Desire instantly turned to panic. The heat of passion became a cold prickling down her spine. Her chest tightened, lungs seizing as she fought his hold but he refused to let her go.

No.

Screams rose around her, the terrified shrieks of young and old alike, and she shoved at the male’s chest, battering him and trying to break free of his hold. The man said something and only gripped her harder, his voice no longer matching the deep one that had teased her ears just moments before. She opened her eyes and stared into his cold dark eyes, seeing a different male before her. A mortal male. Fear crashed over her as the scent of blood assaulted her and the white world she loved so dearly was painted red beyond him.

No.

Aya twisted her hands free and shoved hard at his chest, sending him stumbling backwards and slipping on the icy ground. She broke right, skidding herself as her boots fought for purchase. Ahead of her, two more men in black fatigues dragged an unconscious male member of her pride across the snowy square in the centre of her village. A woman with blonde hair spilling from underneath her black skullcap followed them.

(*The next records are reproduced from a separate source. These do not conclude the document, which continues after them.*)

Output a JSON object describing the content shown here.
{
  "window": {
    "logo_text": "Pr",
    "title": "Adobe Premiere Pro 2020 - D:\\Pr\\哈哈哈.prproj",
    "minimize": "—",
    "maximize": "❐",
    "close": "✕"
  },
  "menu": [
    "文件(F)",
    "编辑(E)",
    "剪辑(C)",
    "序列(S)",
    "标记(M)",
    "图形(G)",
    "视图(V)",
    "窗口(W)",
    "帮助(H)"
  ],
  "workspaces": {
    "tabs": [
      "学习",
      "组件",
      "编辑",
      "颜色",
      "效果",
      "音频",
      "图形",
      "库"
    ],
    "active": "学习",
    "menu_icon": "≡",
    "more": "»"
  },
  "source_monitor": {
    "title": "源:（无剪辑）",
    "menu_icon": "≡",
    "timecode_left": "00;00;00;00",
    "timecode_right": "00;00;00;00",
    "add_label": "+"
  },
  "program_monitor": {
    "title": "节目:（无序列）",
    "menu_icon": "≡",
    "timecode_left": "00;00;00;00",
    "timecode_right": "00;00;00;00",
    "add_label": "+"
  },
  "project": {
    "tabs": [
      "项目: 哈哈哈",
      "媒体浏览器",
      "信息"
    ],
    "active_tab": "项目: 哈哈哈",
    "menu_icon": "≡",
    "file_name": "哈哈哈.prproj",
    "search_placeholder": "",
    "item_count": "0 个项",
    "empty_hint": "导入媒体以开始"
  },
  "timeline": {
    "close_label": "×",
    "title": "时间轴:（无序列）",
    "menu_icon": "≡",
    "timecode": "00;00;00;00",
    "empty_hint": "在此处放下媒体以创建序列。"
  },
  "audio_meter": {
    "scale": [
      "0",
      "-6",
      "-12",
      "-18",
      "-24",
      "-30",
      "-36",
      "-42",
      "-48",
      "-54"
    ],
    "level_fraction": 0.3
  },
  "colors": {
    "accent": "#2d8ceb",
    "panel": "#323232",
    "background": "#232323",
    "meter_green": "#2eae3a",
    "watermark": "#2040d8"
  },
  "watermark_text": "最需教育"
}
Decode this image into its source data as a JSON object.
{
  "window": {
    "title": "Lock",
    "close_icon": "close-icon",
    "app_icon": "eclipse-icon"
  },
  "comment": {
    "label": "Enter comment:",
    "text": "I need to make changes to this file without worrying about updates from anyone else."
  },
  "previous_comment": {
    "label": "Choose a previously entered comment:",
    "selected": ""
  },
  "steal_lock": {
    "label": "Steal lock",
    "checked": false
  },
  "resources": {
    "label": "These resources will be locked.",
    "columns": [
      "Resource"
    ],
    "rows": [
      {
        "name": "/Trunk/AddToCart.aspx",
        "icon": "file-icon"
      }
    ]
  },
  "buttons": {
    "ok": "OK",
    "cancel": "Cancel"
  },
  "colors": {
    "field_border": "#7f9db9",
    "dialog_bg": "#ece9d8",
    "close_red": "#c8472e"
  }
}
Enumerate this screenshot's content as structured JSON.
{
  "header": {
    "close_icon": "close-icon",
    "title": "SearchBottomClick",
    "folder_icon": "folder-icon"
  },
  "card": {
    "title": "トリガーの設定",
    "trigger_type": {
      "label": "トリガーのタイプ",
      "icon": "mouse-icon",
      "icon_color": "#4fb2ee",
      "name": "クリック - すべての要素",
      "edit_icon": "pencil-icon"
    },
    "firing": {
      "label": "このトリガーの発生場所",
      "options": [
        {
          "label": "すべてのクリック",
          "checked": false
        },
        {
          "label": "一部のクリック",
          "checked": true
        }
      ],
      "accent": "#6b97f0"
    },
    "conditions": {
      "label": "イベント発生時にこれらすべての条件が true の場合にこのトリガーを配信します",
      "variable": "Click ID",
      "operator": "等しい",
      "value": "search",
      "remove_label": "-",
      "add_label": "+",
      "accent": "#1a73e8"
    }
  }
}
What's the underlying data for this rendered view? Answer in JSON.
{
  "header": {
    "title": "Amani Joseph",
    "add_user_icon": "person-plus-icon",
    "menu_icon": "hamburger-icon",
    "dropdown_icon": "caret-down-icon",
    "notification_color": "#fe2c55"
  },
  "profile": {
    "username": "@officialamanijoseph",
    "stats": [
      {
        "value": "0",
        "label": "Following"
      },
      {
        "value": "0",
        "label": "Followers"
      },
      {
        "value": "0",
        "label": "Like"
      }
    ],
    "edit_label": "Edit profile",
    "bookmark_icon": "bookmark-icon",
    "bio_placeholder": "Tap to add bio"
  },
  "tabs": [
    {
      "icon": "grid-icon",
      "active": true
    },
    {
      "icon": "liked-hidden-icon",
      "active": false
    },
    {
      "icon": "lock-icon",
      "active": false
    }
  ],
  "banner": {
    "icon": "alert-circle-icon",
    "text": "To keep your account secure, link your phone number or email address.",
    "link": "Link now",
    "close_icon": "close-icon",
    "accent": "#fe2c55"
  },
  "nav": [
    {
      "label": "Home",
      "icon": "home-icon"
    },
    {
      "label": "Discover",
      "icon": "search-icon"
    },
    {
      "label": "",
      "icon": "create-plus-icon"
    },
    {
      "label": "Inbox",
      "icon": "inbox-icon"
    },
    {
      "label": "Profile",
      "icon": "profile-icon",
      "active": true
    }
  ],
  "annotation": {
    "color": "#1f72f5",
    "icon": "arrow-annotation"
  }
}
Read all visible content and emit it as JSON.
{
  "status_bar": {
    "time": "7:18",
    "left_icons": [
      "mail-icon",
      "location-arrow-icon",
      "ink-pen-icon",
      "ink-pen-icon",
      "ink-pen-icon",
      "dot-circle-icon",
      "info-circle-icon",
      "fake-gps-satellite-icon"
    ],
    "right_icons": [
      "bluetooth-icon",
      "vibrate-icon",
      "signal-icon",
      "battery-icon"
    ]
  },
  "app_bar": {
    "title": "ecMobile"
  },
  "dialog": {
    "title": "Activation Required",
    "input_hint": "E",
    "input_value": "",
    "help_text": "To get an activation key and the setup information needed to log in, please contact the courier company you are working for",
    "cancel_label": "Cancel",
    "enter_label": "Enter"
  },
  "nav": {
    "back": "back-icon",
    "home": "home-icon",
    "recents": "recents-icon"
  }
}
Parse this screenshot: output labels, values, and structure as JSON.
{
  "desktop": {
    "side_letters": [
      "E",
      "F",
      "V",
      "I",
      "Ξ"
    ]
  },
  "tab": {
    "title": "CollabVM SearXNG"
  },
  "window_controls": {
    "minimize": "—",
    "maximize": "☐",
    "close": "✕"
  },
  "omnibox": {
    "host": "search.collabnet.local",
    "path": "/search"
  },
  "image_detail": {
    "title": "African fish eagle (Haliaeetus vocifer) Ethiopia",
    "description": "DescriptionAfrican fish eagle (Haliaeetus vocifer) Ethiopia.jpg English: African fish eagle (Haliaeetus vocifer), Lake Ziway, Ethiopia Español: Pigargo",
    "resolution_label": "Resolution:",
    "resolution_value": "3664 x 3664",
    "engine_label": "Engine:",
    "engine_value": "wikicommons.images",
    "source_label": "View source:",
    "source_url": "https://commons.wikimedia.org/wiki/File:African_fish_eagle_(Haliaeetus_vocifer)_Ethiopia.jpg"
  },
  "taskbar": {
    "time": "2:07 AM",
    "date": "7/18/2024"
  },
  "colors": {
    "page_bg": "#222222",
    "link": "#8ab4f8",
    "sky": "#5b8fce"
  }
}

Her green eyes swung towards Aya and narrowed.

She said something and pointed towards her.

Aya’s heart leaped into her throat as she heard the man behind her getting to his feet and dodged right again, heading between the two small wooden framed buildings, clutching the pale grey stone bases that supported the black beams and plaster walls, keeping the delicate structure off the permanent snow, for support as she did her best to run. The scent of blood grew stronger and hot tears spilled down her cheeks as she ran towards the source of the smell. She had to help them.

A male twisted into her path when she reached the wider street at the end of the alley, his agonised wail cutting short as he fell to the snow. He landed face down in the white powder and she skidded to a halt beside him.

“We have to move.” She grabbed his arm and tried to pull him up, determined to help him flee the battle that had erupted in their peaceful home.

Her eyes darted around, heart pounding as she scoured her mountain village for more mortals, fearing they would catch her and the male if they didn’t move quickly. They had to escape. Her gaze shot right, towards the edge of the village and a path that would take them up the dangerous rocky peaks in the distance there. If she could gather as many of her kin as she could and guide them there, they could shift and escape the mortals.

“Come on.” She tugged at the male.

He didn’t respond so she manoeuvred him onto his back so she could grasp him by his arms and drag him to safety.

Her blood chilled and she snatched her hands back.

Dull lifeless eyes stared up at her, his pale skin splashed with crimson that soaked the ground where he had been laying.

Aya stared back at him, her skin prickling and her mind going blank.

She slowly shook her head, refusing to believe what she was seeing. It wasn’t possible.

She lifted her chin and looked in the opposite direction to the mountain path, her gaze sweeping over the madness unfolding there, struggling to make sense of what was happening. Black shadows moved everywhere, attacking her kin.

Killing her kin.

Aya’s lips flattened and then peeled back off her short fangs, all thoughts of running leaving her as she took in the pandemonium that had erupted in her peaceful home. She growled and shoved off, leaping over the dead male and heading for the second square ahead of her, where several females were attempting to fend off another group of shadowy figures. She tore at her clothes, stripping off the layers as she sprinted hard. One of the females went down as she attempted to protect a young boy. Aya snarled and her claws grew at the same time as her fangs.

She roared as she reached the end of the alley between the small houses and leaped high into the air. Pain shot through her bones as they transformed and silvery thick fur swept over her body. She came free of her clothes at the apex of her jump and growled through her teeth as she began to descend, heading straight for two males.

The click and slide of metal on metal stole her focus and she snapped her head up, her eyes settling on the third man in the clearing.